For the second time in his one-term Presidency, President Donald Trump has been impeached by the Democrat-controlled House of Representatives, the first President in American history ever to be impeached twice.
The single article of impeachment alleged that Trump had “willfully made statements that encouraged — and foreseeably resulted in — imminent lawless action at the Capitol. Incited by President Trump, a mob unlawfully breached the Capitol, injured law enforcement personnel, interfered with the Joint Session’s solemn constitutional duty to certify the election results, and engaged in violent, deadly, destructive, and seditious acts.”
“Today in a bipartisan way, the House demonstrated that no one is above the law, not even the president of the United States,” she said.
Ten Republicans, including House Republican Conference Chair Liz Cheney (R-Wyoming), broke party lines in the 232-197 vote to impeach.
“None of this would have happened without the President,” Cheney said in a statement Tuesday explaining her vote. “The President could have immediately and forcefully intervened to stop the violence. He did not. There has never been a greater betrayal by a President of the United States of his office and his oath to the Constitution.”
House Minority Leader Kevin McCarthy (R-California) offered a balance between the two sides, believing Trump to be accountable for the violence but believed impeachment to be ineffective, preferring a formal censure of the President.
“The president bears responsibility for Wednesday’s attack on Congress by mob rioters,” McCarthy said. “He should have immediately denounced the mob when he saw what was unfolding.”
A week after rioters stormed the Capitol Building following a rally in which President Trump spoke at and continued to promulgate the baseless accusations of voter fraud, Democrats hope impeachment will cleanse the nation of the chaos that seems to follow Trump wherever he goes.
On Tuesday, President Trump responded by comparing the second impeachment to the first, calling the latest impeachment efforts a “continuation of the greatest witch hunt in the history of politics” and is “causing tremendous anger.”
President Trump also uploaded a video to the White House’s official Twitter account Wednesday night condemning the violence that fell upon the Capitol. “No true supporter of mine could ever endorse political violence. No true supporter of mine could ever disrespect law enforcement or our great American flag.
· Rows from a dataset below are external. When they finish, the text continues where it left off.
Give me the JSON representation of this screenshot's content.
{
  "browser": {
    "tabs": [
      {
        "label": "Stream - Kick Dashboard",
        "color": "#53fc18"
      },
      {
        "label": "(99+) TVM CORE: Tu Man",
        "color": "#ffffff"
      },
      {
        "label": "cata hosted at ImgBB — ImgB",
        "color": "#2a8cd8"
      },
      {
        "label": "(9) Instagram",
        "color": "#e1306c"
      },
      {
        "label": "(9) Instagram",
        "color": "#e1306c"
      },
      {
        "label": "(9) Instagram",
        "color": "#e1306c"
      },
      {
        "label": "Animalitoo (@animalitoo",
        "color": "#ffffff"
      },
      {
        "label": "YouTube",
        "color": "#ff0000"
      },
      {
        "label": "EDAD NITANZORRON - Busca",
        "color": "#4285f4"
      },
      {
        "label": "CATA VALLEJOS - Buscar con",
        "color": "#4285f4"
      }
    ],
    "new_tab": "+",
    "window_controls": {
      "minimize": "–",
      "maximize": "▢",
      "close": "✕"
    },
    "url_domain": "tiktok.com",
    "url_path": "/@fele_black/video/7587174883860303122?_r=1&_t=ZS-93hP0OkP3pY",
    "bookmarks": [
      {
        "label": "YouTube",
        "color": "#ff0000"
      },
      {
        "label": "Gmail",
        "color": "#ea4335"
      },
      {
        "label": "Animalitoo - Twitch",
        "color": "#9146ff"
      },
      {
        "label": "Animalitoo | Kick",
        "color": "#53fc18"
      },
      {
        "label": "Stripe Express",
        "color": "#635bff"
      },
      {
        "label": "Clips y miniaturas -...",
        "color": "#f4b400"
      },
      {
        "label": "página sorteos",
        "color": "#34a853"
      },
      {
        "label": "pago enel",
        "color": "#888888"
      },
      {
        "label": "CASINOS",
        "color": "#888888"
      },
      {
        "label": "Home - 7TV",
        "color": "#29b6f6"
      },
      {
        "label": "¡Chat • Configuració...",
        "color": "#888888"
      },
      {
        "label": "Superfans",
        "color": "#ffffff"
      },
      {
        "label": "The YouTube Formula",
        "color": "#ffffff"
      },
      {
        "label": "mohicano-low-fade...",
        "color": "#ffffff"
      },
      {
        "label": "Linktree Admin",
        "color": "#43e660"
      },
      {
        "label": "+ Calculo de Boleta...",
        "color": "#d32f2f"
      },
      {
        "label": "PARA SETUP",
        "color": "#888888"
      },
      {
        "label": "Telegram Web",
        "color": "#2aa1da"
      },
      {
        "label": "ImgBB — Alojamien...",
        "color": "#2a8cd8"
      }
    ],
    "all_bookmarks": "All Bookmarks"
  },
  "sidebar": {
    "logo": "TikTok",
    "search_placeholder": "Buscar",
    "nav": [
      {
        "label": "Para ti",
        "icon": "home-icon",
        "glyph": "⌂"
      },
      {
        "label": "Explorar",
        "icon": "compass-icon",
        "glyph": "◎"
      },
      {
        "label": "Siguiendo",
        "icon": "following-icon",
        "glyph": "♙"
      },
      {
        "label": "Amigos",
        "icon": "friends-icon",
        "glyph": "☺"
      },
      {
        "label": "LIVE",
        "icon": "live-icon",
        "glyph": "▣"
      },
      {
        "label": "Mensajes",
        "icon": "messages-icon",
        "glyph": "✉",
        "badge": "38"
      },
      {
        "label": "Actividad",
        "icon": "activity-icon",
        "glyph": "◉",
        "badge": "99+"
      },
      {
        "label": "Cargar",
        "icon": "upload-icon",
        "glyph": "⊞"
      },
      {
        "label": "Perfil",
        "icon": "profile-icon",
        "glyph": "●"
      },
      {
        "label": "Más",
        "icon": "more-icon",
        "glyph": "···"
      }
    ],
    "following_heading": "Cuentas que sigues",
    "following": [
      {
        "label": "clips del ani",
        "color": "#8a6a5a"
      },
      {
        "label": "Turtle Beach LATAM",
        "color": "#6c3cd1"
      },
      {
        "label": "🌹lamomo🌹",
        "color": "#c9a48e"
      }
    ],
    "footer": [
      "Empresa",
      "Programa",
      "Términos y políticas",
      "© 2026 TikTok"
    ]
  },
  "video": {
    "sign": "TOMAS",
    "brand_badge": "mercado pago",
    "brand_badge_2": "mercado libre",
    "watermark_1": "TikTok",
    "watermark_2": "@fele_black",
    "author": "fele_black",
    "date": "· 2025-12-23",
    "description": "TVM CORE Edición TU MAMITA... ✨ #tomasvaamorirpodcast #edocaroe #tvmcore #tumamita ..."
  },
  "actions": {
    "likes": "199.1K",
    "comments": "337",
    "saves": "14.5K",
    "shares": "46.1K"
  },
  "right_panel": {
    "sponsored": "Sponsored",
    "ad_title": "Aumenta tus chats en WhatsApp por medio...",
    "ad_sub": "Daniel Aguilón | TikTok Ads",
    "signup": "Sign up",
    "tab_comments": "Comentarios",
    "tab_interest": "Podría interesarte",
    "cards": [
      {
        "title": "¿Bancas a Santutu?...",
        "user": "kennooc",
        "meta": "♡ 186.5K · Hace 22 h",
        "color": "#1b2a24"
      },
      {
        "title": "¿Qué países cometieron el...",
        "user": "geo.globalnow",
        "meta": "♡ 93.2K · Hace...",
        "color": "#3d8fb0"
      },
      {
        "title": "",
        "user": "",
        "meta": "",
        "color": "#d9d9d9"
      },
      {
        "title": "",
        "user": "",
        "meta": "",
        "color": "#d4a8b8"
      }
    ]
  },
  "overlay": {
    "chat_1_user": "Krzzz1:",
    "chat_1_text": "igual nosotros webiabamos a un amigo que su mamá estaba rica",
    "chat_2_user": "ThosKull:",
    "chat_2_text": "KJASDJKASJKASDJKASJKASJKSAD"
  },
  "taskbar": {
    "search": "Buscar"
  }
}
No true supporter of mine could ever threaten or harass their fellow Americans.”
Though reportedly supportive of impeachment in private to colleagues, Senate Majority Leader Mitch McConnell’s spokesperson confirmed he refused to reconvene the Senate to host an emergency session and hold an impeachment trial. The Senate will reconvene on January 19th, however, with President Trump’s administration expiring on January 20th, removal from office is unlikely.
Regardless, a Senate trial is expected and, if convicted by the Senate, President Trump will be barred from holding any form of office again. McConnel has made no decision on how he will vote.
“While the press has been full of speculation, I have not made a final decision on how I will vote and I intend to listen to the legal arguments when they are presented to the Senate,” McConnell wrote.